SPIRALE CICLICA

Si corre soli. Si corre come cani senza guinzaglio in strade di paesini senza padroni. Eroi per giorni che se ne sono andati come faremo noi con le museruole sciolte, ma senza accorgerci. Ci saremmo portati bottiglie di vino rosso e penne scariche se avessimo saputo. Un cast di attori più che di eroi.

sabato 15 ottobre 2011

Vengono, vanno, ritornano.


A volte ritornano;
vanno, vengono, presumendolo loro spettante.

Vanno, senza che tu possa acclarare come,
com'han fatto con la stessa camicia a arrivare. 

Vengono per giurarti che son lì per andare;
ancor'un inchino, ultimo filtro a fumare 
e poi via.

Partono e partono, arrivano
senza vedersi, poi vanno,
e la volta che son lì per davvero
nella neve non viene mai. 

Arrivano e vanno, come monete
che scambiano,
tenenendosi in tasca talora anche troppo. 

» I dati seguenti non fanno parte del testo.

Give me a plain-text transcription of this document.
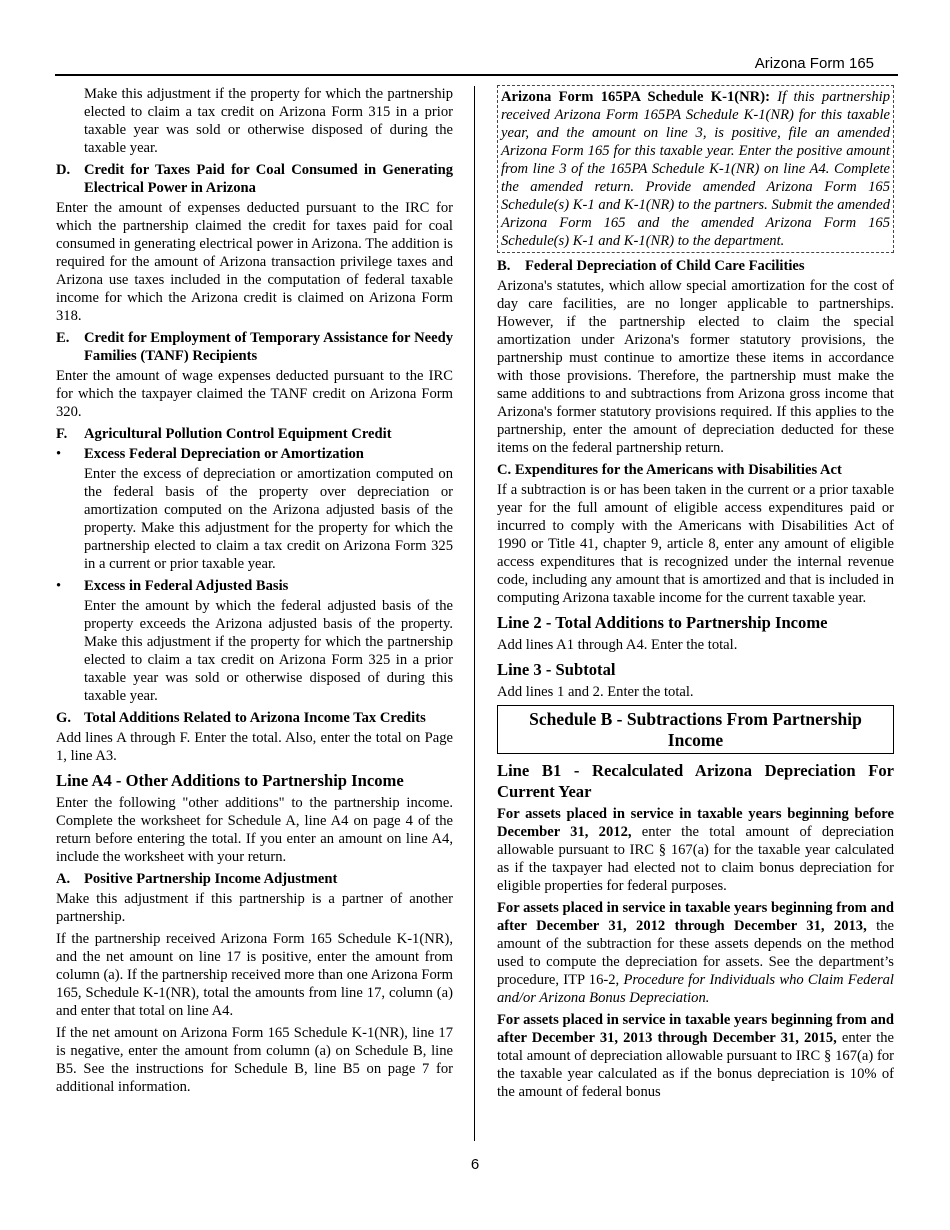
Arizona Form 165

Make this adjustment if the property for which the partnership elected to claim a tax credit on Arizona Form 315 in a prior taxable year was sold or otherwise disposed of during the taxable year.

D. Credit for Taxes Paid for Coal Consumed in Generating Electrical Power in Arizona

Enter the amount of expenses deducted pursuant to the IRC for which the partnership claimed the credit for taxes paid for coal consumed in generating electrical power in Arizona. The addition is required for the amount of Arizona transaction privilege taxes and Arizona use taxes included in the computation of federal taxable income for which the Arizona credit is claimed on Arizona Form 318.

E.	Credit for Employment of Temporary Assistance for Needy Families (TANF) Recipients

Enter the amount of wage expenses deducted pursuant to the IRC for which the taxpayer claimed the TANF credit on Arizona Form 320.

F.	Agricultural Pollution Control Equipment Credit
•	Excess Federal Depreciation or Amortization

Enter the excess of depreciation or amortization computed on the federal basis of the property over depreciation or amortization computed on the Arizona adjusted basis of the property. Make this adjustment for the property for which the partnership elected to claim a tax credit on Arizona Form 325 in a current or prior taxable year.

•	Excess in Federal Adjusted Basis

Enter the amount by which the federal adjusted basis of the property exceeds the Arizona adjusted basis of the property. Make this adjustment if the property for which the partnership elected to claim a tax credit on Arizona Form 325 in a prior taxable year was sold or otherwise disposed of during this taxable year.

G. Total Additions Related to Arizona Income Tax Credits

Add lines A through F. Enter the total. Also, enter the total on Page 1, line A3.

Line A4 - Other Additions to Partnership Income

Enter the following "other additions" to the partnership income. Complete the worksheet for Schedule A, line A4 on page 4 of the return before entering the total. If you enter an amount on line A4, include the worksheet with your return.

A. Positive Partnership Income Adjustment

Make this adjustment if this partnership is a partner of another partnership.

If the partnership received Arizona Form 165 Schedule K-1(NR), and the net amount on line 17 is positive, enter the amount from column (a). If the partnership received more than one Arizona Form 165, Schedule K-1(NR), total the amounts from line 17, column (a) and enter that total on line A4.

If the net amount on Arizona Form 165 Schedule K-1(NR), line 17 is negative, enter the amount from column (a) on Schedule B, line B5. See the instructions for Schedule B, line B5 on page 7 for additional information.

Arizona Form 165PA Schedule K-1(NR): If this partnership received Arizona Form 165PA Schedule K-1(NR) for this taxable year, and the amount on line 3, is positive, file an amended Arizona Form 165 for this taxable year. Enter the positive amount from line 3 of the 165PA Schedule K-1(NR) on line A4. Complete the amended return. Provide amended Arizona Form 165 Schedule(s) K-1 and K-1(NR) to the partners. Submit the amended Arizona Form 165 and the amended Arizona Form 165 Schedule(s) K-1 and K-1(NR) to the department.
B.	Federal Depreciation of Child Care Facilities

Arizona's statutes, which allow special amortization for the cost of day care facilities, are no longer applicable to partnerships. However, if the partnership elected to claim the special amortization under Arizona's former statutory provisions, the partnership must continue to amortize these items in accordance with those provisions. Therefore, the partnership must make the same additions to and subtractions from Arizona gross income that Arizona's former statutory provisions required. If this applies to the partnership, enter the amount of depreciation deducted for these items on the federal partnership return.

C. Expenditures for the Americans with Disabilities Act

If a subtraction is or has been taken in the current or a prior taxable year for the full amount of eligible access expenditures paid or incurred to comply with the Americans with Disabilities Act of 1990 or Title 41, chapter 9, article 8, enter any amount of eligible access expenditures that is recognized under the internal revenue code, including any amount that is amortized and that is included in computing Arizona taxable income for the current taxable year.

Line 2 - Total Additions to Partnership Income

Add lines A1 through A4. Enter the total.

Line 3 - Subtotal

Add lines 1 and 2. Enter the total.

Schedule B - Subtractions From Partnership Income
Line B1 - Recalculated Arizona Depreciation For Current Year

For assets placed in service in taxable years beginning before December 31, 2012, enter the total amount of depreciation allowable pursuant to IRC § 167(a) for the taxable year calculated as if the taxpayer had elected not to claim bonus depreciation for eligible properties for federal purposes.

For assets placed in service in taxable years beginning from and after December 31, 2012 through December 31, 2013, the amount of the subtraction for these assets depends on the method used to compute the depreciation for assets. See the department’s procedure, ITP 16-2, Procedure for Individuals who Claim Federal and/or Arizona Bonus Depreciation.

For assets placed in service in taxable years beginning from and after December 31, 2013 through December 31, 2015, enter the total amount of depreciation allowable pursuant to IRC § 167(a) for the taxable year calculated as if the bonus depreciation is 10% of the amount of federal bonus

6
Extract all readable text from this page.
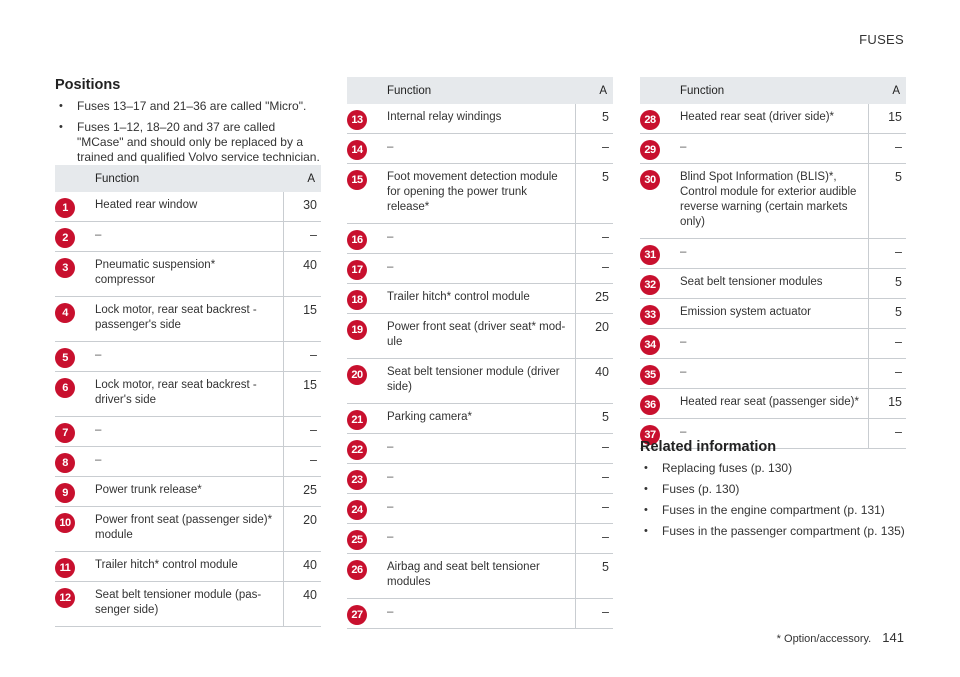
FUSES
Positions
• Fuses 13–17 and 21–36 are called "Micro".
• Fuses 1–12, 18–20 and 37 are called "MCase" and should only be replaced by a trained and qualified Volvo service technician.
	Function	A
1	Heated rear window	30
2	–	–
3	Pneumatic suspension* compressor	40
4	Lock motor, rear seat backrest - passenger's side	15
5	–	–
6	Lock motor, rear seat backrest - driver's side	15
7	–	–
8	–	–
9	Power trunk release*	25
10	Power front seat (passenger side)* module	20
11	Trailer hitch* control module	40
12	Seat belt tensioner module (pas-senger side)	40
	Function	A
13	Internal relay windings	5
14	–	–
15	Foot movement detection module for opening the power trunk release*	5
16	–	–
17	–	–
18	Trailer hitch* control module	25
19	Power front seat (driver seat* mod-ule	20
20	Seat belt tensioner module (driver side)	40
21	Parking camera*	5
22	–	–
23	–	–
24	–	–
25	–	–
26	Airbag and seat belt tensioner modules	5
27	–	–
	Function	A
28	Heated rear seat (driver side)*	15
29	–	–
30	Blind Spot Information (BLIS)*, Control module for exterior audible reverse warning (certain markets only)	5
31	–	–
32	Seat belt tensioner modules	5
33	Emission system actuator	5
34	–	–
35	–	–
36	Heated rear seat (passenger side)*	15
37	–	–
Related information
• Replacing fuses (p. 130)
• Fuses (p. 130)
• Fuses in the engine compartment (p. 131)
• Fuses in the passenger compartment (p. 135)
* Option/accessory. 141
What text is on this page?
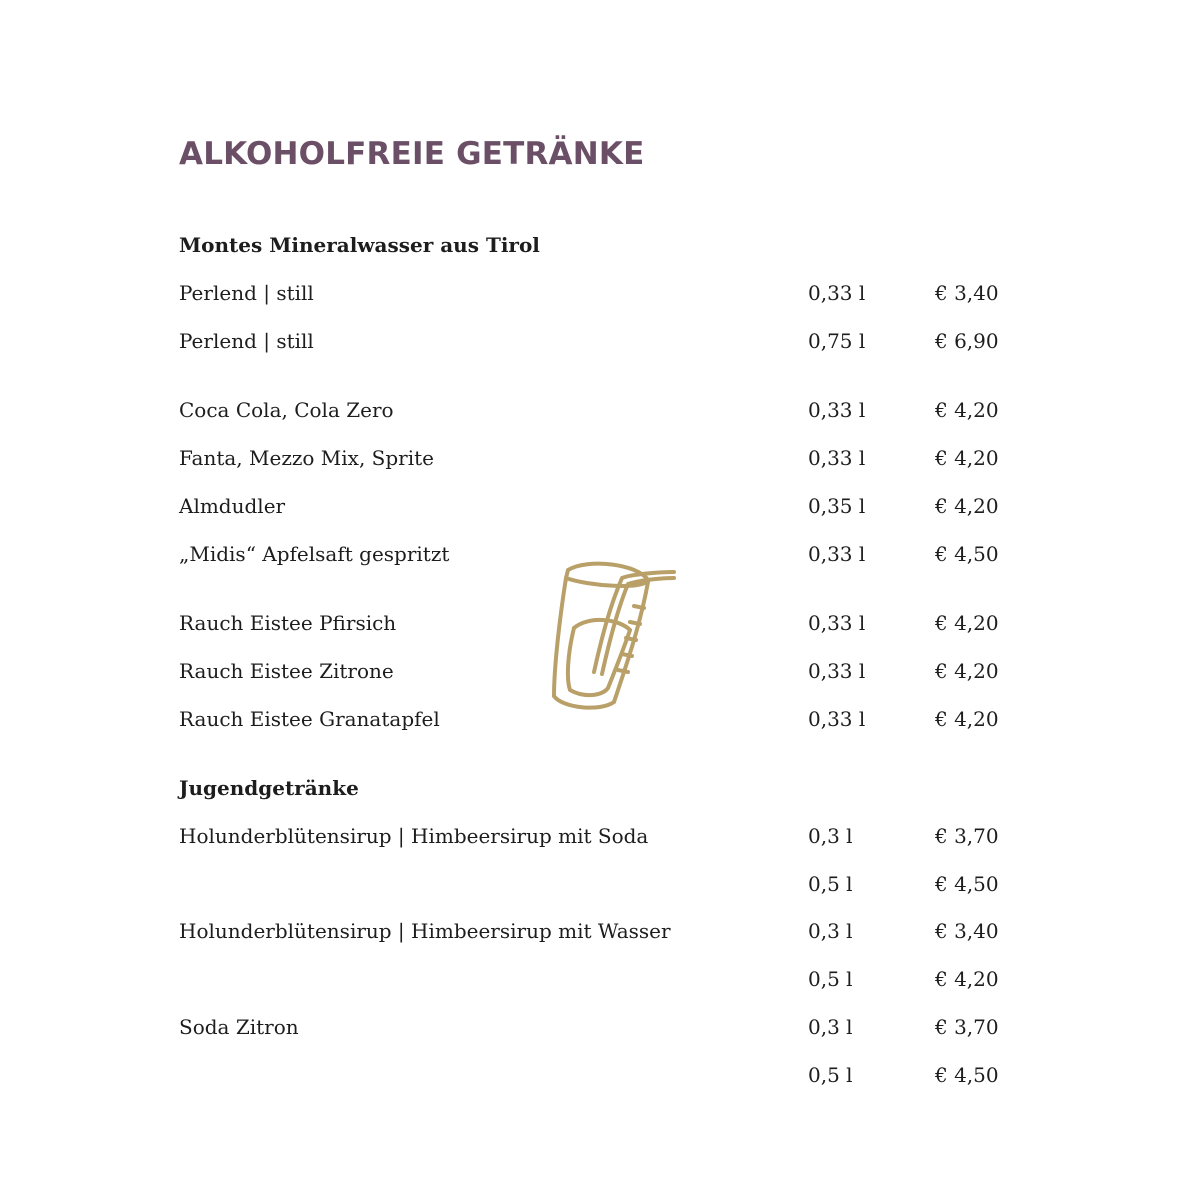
ALKOHOLFREIE GETRÄNKE
Montes Mineralwasser aus Tirol
Perlend | still	0,33 l	€ 3,40
Perlend | still	0,75 l	€ 6,90
Coca Cola, Cola Zero	0,33 l	€ 4,20
Fanta, Mezzo Mix, Sprite	0,33 l	€ 4,20
Almdudler	0,35 l	€ 4,20
„Midis“ Apfelsaft gespritzt	0,33 l	€ 4,50
Rauch Eistee Pfirsich	0,33 l	€ 4,20
Rauch Eistee Zitrone	0,33 l	€ 4,20
Rauch Eistee Granatapfel	0,33 l	€ 4,20
Jugendgetränke
Holunderblütensirup | Himbeersirup mit Soda	0,3 l	€ 3,70
0,5 l	€ 4,50
Holunderblütensirup | Himbeersirup mit Wasser	0,3 l	€ 3,40
0,5 l	€ 4,20
Soda Zitron	0,3 l	€ 3,70
0,5 l	€ 4,50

Vengono, vanno, incontro su piazza, 
poi fan per tornare,
ma vanno e non seguono
il tuo continuo passare. 

A volte, intanto che progettan d'andare,
tu al pozzo segreto del biasimo provi attinger colore,
ma mestizia è abbastanza da sempre
e d'altrettanto è fuor che codarda; tendenti all'attrarsi
son viste che copri, per tenere protette, incornici;
e incurante l'incedere incide inferendo ogni giorno di sè.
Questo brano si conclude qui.